Bu soruyu, her koşul altında dikkate almalısınız. Önceden de belirttiğim gibi, İnternet kullananlar, tüm toplumu  istatistiksel olarak temsil edecek yeterliliğe sahiptir. Yani kampanyanız etkiliyse, online dünyadaki algınızın da gözle görülür şekilde değişmiş olması gerekir. Çünkü siz İnternet'te olsanız da olmasanız da, hedef kitleniz sizi İnternet'te arayacaktır. Marka kelimelerinizin (yani markanızın doğru ve yanlış yazılışları) ve reklamınızda geçen ayrıştırıcı kelimelerin aramasında artış yoksa; paranız maalesef boşa gidiyor demektir.

Peki marka ve reklam kelimelerinizin aramasının artıp artmadığını nereden bileceksiniz?

Google Trends ve Google Anahtar Kelime Aracı'nı kullanarak, aramalarınızdaki değişimi -varsa- kolaylıkla tespit edebilirsiniz. Söz ettiğim iki araç da ücretsizdir ve kullanımları oldukça basittir.
  • AdWords performansınızda yükseliş var mı?
Hem offline reklam kampanyanızın etkisini İnternet'e de taşıyabilmek, hem de kampanyanın etkisini tam olarak ölçebilmek için, özellikle yoğun reklam yaptığınız dönemlerde AdWords yapmanızı öneririm.
Etkili bir konvansiyonel medya planlaması yaparsanız, söz ettiğim gibi marka ve reklamda geçen ürünlere dair aramalarda artış gözlemlenir. Yani arama sonuçlarının üstünde, altında ve sağında yer alan Google reklamları daha sık görüntülenir. Kısacası reklamınız istediğiniz mesajı iletmeyi başardıysa, AdWords reklamlarınızın tıklama (click) oranını artırır.

Yoğun bir konvansiyonel bütçeye rağmen dijital reklam bütçesi ayırmadığınızı düşünelim.
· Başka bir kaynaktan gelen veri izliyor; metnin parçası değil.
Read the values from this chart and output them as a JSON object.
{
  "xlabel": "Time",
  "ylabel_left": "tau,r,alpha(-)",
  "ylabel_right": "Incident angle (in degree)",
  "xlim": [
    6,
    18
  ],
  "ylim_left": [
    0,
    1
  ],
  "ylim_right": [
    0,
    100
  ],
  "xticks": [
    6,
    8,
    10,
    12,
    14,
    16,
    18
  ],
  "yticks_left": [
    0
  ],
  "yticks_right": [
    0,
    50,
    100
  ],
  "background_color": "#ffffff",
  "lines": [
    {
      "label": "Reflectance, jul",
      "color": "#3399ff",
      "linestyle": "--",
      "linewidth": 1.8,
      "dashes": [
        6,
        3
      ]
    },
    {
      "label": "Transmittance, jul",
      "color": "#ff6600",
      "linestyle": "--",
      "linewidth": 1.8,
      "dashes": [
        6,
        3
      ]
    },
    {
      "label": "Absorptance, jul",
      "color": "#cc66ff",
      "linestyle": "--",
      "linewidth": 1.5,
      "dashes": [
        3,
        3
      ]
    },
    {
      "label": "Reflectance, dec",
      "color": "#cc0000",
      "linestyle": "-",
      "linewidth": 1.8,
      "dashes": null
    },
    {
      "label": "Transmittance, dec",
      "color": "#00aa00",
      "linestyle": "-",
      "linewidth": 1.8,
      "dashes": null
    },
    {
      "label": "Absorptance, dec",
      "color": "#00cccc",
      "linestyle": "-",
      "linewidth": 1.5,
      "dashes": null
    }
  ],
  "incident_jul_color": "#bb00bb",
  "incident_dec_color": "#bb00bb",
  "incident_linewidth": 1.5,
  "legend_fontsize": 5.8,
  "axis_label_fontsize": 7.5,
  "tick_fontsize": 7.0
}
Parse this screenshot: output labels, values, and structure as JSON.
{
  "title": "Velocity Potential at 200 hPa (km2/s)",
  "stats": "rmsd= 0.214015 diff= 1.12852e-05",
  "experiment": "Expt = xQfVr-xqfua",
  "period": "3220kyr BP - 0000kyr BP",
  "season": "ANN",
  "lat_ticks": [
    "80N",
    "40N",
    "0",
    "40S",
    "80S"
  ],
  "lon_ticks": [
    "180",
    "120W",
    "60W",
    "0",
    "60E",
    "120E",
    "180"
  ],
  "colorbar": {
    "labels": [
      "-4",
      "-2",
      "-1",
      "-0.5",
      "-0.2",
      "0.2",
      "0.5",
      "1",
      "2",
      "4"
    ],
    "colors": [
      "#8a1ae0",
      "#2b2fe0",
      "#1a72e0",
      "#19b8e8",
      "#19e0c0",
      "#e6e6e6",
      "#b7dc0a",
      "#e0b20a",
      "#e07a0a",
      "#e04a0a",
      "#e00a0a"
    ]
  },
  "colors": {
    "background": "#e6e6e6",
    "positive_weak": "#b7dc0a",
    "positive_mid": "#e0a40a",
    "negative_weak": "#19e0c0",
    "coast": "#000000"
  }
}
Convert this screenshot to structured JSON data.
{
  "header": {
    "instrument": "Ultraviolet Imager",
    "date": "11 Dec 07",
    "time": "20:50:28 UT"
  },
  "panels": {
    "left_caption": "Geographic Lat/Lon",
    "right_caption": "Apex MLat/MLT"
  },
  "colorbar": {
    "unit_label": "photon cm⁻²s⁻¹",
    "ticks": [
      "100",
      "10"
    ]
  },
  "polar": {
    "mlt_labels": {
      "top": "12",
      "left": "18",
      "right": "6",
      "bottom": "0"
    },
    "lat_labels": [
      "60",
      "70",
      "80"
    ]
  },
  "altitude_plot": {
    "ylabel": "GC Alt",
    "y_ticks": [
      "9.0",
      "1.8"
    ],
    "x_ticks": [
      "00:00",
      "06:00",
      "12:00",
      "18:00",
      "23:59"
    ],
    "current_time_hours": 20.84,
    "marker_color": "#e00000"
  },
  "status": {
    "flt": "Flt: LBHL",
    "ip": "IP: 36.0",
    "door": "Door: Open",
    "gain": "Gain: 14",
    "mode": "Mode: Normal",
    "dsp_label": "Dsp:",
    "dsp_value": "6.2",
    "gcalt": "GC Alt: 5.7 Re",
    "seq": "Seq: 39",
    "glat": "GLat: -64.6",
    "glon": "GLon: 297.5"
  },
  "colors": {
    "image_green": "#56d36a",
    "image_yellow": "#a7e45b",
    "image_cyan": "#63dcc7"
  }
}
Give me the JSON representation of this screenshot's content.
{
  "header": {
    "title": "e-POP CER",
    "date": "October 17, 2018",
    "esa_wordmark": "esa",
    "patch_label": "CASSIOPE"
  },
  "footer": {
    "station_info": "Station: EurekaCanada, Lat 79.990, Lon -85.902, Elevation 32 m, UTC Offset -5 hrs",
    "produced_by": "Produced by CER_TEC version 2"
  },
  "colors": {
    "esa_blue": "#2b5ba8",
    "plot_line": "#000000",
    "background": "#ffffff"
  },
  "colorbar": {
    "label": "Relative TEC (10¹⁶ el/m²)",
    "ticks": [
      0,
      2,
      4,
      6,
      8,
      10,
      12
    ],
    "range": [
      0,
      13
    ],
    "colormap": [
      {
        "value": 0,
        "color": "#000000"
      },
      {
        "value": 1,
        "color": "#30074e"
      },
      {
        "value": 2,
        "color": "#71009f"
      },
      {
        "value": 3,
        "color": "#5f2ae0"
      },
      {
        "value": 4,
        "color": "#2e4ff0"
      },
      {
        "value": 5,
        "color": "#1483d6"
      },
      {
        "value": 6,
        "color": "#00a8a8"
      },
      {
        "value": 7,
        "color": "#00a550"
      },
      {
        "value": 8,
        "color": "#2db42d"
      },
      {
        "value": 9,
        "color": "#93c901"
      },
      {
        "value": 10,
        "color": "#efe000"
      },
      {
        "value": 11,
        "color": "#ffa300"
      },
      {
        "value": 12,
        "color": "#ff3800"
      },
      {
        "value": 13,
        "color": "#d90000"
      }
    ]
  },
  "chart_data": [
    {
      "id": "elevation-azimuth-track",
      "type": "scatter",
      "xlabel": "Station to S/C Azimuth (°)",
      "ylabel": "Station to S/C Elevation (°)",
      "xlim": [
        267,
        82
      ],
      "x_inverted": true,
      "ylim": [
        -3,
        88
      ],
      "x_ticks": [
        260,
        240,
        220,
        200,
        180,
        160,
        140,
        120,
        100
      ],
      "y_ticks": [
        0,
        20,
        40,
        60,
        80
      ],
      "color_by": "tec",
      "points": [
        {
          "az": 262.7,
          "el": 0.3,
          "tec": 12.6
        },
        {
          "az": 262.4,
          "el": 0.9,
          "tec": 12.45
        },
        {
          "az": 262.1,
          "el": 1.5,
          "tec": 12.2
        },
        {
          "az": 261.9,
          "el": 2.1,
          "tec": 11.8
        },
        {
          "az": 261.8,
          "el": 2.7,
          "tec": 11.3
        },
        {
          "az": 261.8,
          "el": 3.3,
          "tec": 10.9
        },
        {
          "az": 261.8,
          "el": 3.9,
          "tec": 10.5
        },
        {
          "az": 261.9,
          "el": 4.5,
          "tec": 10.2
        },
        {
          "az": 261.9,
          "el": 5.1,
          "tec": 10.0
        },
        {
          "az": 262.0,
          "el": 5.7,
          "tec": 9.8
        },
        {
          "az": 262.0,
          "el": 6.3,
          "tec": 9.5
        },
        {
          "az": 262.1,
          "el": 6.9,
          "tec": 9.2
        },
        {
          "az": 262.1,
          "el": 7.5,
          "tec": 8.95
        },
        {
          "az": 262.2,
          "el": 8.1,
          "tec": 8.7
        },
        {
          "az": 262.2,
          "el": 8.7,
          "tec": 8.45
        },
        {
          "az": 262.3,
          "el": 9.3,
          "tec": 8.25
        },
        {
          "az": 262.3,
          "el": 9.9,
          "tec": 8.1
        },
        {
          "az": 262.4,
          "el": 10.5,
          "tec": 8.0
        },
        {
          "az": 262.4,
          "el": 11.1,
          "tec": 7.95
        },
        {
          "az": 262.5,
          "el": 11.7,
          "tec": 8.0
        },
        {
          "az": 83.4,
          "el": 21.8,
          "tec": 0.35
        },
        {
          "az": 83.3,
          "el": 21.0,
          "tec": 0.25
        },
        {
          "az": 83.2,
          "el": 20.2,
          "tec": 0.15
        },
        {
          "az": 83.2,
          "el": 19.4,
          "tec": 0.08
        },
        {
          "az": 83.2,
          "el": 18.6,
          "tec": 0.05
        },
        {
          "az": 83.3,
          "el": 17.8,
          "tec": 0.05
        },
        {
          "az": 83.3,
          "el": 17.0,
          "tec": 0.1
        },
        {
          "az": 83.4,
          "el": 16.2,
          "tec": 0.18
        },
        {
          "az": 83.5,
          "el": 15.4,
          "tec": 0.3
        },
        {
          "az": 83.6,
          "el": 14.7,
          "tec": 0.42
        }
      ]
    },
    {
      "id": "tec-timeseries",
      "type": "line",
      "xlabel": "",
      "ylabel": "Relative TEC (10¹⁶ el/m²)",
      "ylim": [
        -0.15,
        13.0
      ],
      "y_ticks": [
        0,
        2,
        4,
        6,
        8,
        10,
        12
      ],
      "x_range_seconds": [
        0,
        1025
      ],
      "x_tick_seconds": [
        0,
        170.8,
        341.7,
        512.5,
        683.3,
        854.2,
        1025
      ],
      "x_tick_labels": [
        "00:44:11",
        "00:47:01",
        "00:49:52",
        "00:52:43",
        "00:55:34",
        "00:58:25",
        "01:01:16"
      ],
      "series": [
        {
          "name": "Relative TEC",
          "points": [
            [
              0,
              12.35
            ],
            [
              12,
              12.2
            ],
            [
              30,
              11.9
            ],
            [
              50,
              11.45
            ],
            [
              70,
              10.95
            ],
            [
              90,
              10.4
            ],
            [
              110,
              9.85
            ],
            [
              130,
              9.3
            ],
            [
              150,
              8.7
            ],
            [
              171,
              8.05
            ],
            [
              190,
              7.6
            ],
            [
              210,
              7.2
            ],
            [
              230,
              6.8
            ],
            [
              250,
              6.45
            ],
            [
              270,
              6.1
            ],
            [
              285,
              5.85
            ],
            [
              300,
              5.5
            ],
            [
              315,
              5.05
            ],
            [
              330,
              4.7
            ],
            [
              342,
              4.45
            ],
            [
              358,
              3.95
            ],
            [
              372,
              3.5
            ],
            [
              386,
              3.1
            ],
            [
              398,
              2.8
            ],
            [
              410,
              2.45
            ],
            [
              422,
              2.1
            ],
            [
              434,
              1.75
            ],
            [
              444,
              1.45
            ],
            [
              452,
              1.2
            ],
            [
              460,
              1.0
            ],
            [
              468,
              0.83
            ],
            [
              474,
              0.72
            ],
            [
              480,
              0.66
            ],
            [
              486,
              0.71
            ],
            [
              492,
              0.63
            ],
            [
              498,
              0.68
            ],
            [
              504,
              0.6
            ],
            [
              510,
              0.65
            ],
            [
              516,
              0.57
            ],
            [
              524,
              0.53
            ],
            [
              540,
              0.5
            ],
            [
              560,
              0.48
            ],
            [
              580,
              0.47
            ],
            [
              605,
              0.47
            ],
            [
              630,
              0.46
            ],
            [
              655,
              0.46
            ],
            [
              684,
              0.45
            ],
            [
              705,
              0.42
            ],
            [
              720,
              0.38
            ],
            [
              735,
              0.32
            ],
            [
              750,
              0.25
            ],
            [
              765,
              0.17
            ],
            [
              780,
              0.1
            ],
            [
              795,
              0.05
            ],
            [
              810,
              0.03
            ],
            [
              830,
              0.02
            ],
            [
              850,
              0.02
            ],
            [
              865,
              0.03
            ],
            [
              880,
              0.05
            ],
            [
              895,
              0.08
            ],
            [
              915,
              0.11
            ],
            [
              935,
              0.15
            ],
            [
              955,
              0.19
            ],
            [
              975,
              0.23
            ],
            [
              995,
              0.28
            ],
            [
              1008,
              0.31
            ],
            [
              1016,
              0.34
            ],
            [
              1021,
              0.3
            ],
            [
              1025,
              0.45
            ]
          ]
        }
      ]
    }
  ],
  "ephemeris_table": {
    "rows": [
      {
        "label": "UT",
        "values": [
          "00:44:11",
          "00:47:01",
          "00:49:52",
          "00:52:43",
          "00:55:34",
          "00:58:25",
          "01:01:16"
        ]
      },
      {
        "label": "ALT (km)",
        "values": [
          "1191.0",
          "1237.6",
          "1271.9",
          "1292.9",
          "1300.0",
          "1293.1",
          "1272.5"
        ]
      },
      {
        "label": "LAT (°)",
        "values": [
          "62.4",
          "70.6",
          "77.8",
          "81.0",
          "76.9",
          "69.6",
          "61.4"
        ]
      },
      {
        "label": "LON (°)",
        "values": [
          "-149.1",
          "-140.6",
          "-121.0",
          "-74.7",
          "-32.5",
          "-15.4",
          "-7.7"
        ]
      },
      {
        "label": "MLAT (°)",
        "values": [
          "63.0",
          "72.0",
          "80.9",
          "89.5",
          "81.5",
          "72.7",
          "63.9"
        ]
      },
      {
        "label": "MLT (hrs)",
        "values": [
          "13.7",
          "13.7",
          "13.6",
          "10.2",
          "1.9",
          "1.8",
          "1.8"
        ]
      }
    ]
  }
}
Kategori ile ilgili aramaların artışını tetiklemeyi başarırsanız, dijitale yatırım yapan rakiplerinize fayda sağlarsınız.

İşler istediğiniz gibi gitmiyorsa ne yapmalısınız?

Hızla müdahale ederek, medya planlamanızı ve belki de reklamınızı değiştirmeniz gerekir.
"Bir süre sonra etki edecek, devam edelim aynı reklamla" diyerek kendinizi doğrulamaya çalışmanızın herhangi bir fayda sağlamayacağından emin olabilirsiniz.